Hanley Ramirez, while a 5 tool talent, was in trouble consistently in the minor leagues. He never posted a 'wow' season, and only achieved as far as AA for us. Even though he was only age 22 (I believe) when we traded him, and he had 3 more years to figure things out while still under prospect age status, I could live with dealing him since he hadn't produced like the front office thought he would have (for another i.e. of this please see Eric Duncan, Yankees). Sanchez was the Animal. But again, he didn't achieve anything higher than AA, and was projected as a #3 starter.
Josh Beckett projected to be a once in a generation type talent, and still does. Beckett is going into his age 27 season, and is coming off a transition, not only from Florida to Boston. But from the NL East to the AL East. No more easy K's from the pitchers' slot, rather welcoming in Jason Giambi to the plate. I'd still do that trade from where the players were. Beckett will rebound, and we still have to see Sanchez do it over a full season at the MLB level.
And made him the captain. While I knew we needed to keep Varitek with the team, a 4 year/$40 million, with a NTC put into his contract wasn't good. We all knew that Varitek was going into his age 34 season. We all knew that Varitek was likely to end up at 1B with Youkilis going back to 3B (sad corner power) once Lowell's contract was up. But there was a determination of who to keep and who to let walk. Varitek was more important to the team than say, Johnny Damon was.

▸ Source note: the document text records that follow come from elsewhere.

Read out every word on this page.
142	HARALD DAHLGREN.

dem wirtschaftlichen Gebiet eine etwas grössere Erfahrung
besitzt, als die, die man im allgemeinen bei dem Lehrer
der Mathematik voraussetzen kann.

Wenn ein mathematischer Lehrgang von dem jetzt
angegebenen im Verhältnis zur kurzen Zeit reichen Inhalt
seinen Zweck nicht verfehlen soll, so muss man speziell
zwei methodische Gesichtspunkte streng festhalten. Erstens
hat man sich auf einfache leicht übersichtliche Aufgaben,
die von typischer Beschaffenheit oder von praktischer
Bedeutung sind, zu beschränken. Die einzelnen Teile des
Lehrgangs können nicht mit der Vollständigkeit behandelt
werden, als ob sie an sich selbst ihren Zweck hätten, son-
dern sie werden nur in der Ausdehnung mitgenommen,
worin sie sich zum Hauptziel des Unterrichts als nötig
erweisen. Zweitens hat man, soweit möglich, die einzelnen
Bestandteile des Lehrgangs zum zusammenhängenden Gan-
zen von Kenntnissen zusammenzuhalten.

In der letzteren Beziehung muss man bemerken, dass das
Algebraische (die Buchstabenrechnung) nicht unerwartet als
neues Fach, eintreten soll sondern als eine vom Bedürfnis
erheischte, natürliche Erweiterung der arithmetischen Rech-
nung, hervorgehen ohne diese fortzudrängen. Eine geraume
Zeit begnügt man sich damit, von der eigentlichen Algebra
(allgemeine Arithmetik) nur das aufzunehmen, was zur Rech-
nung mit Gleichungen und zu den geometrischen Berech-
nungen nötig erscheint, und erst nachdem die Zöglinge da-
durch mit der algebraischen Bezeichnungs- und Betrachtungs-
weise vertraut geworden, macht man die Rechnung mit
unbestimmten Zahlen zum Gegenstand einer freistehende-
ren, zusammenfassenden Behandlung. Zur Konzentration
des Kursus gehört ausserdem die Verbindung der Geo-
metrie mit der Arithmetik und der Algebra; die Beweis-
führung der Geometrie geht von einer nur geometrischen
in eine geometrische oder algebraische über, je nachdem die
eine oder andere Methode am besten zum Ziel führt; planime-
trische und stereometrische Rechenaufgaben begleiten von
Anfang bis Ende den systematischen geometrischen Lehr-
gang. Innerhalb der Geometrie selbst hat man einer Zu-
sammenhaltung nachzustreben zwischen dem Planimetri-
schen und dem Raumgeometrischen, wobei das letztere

Are you blind to statistics? Crisp's OBP in 04 and 05 was .344 and .345 respectively. Yes Damon was at .380 and .366 those years, but he dipped down to .359 last year and that's a downward spire trend sir. Not to mention that Damon's arm is comparable to a three year old child. He resigned the Team Spirit in Varitek.
Yes he wasn't the technical GM of the Red Sox last off-season. However in case you have forgotten it was reported that he was giving advice to the Two Headed Monster all throughout the winter. I'd be willing to be my life savings that even without his name on the GM's door, he was calling every single shot that offseason.
And you think these moves resulted in a 3rd place last year, when we placed 3rd by 1 victory? How about injuries of 1 month or more to: Jon Lester, Tim Wakefield, Manny Ramirez, Jonathan Papelbon, Matt Clement, Coco Crisp, Trot Nixon, Wily Mo Pena, Jason Varitek, and other role players. We lost three fifths of a rotation last year. Are you that retarded to think that last offseason resulted in the third place?! NO! It resulted when the injuries were just to much to handle and the team fell out of first place after half a season. THAT'S WHY WE WERE IN THIRD.
Give me your home address, I'm going to order you Hooked on Phonics. I said they took Theo's original game plan, something he learned while picking Beane's brain while he spent time on the west coast. They took the Moneyball concept, the entire reason why Epstein was hired (remember Beane was 'hired' for a day and he backed out of it? Yea exactly). And then they went MFY style this offseason (I understand the market made it that way mostly). But look at the money differences spent on Kevin Millar, Bill Mueller and David Ortiz compared to Julio Lugo and JD Drew. Those are the differences in strategies that I'm talking about. Jerk.
You've yet to name anyone of significance in this statement by the way. You also forgot J.C. Romero.
The trade to get Marte for Renteria was pure genous. You can't say that Renteria bouncing back after his horrible 2005 was a sure thing. Then dealing Marte for Crisp...well I was mad at first. But looking at the improvements Crisp had made throughout that time period, and the projections from the experts it was a solid trade since Marte had yet to really produce anything in any MLB time.
If you think Epstein wasn't pulling the strings in the offseason heading into 2006 you're either A). Not that bright, . Stupid or my favorite C). Inbreed.
And again to call Lugo a significant upgrade is silly with a man who's never posted an .800 OPS.